Messner continues to talk enthusiastically, there is no longer a need to ask questions. «It is very interesting to compare yesterday’s boots with today’s to understand the development and the history of alpinism. Today’s shoe weighs half the weight of yesterday’s and it is possible to resist at 8000 metres - at 40°C and survive without frost bite. The boots we use today are a result of 90 years of artisan history, of technology and of experience gained by alpinists. The ‘state of the art’ of alpinism of each era is narrated by the type of shoes being used. That’s why I want to make a film about this».
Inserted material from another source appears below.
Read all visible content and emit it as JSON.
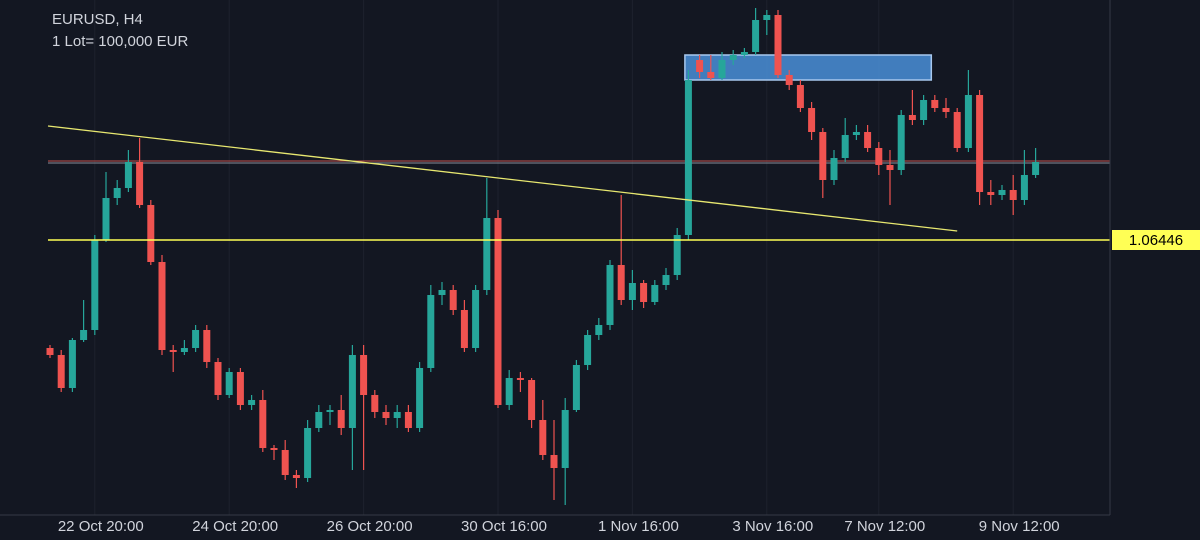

Messner tells us about the project he is working on: «This summer I am making a film on Grohman and on the Cima Grande di Lavaredo which was climbed for the first time in 1869. Grohman climbed up the south face of this mountain approaching the mountain with a pair of sturdy boots and then using lighter shoes to climb up the route, they were called cat feet. The Guides climbed using woollen socks. The mountaineering history of Cima Grande di Lavaredo gives us the opportunity to narrate and understand the various phases of the history of alpinism. To imagine the future you need to know the history and understand the past».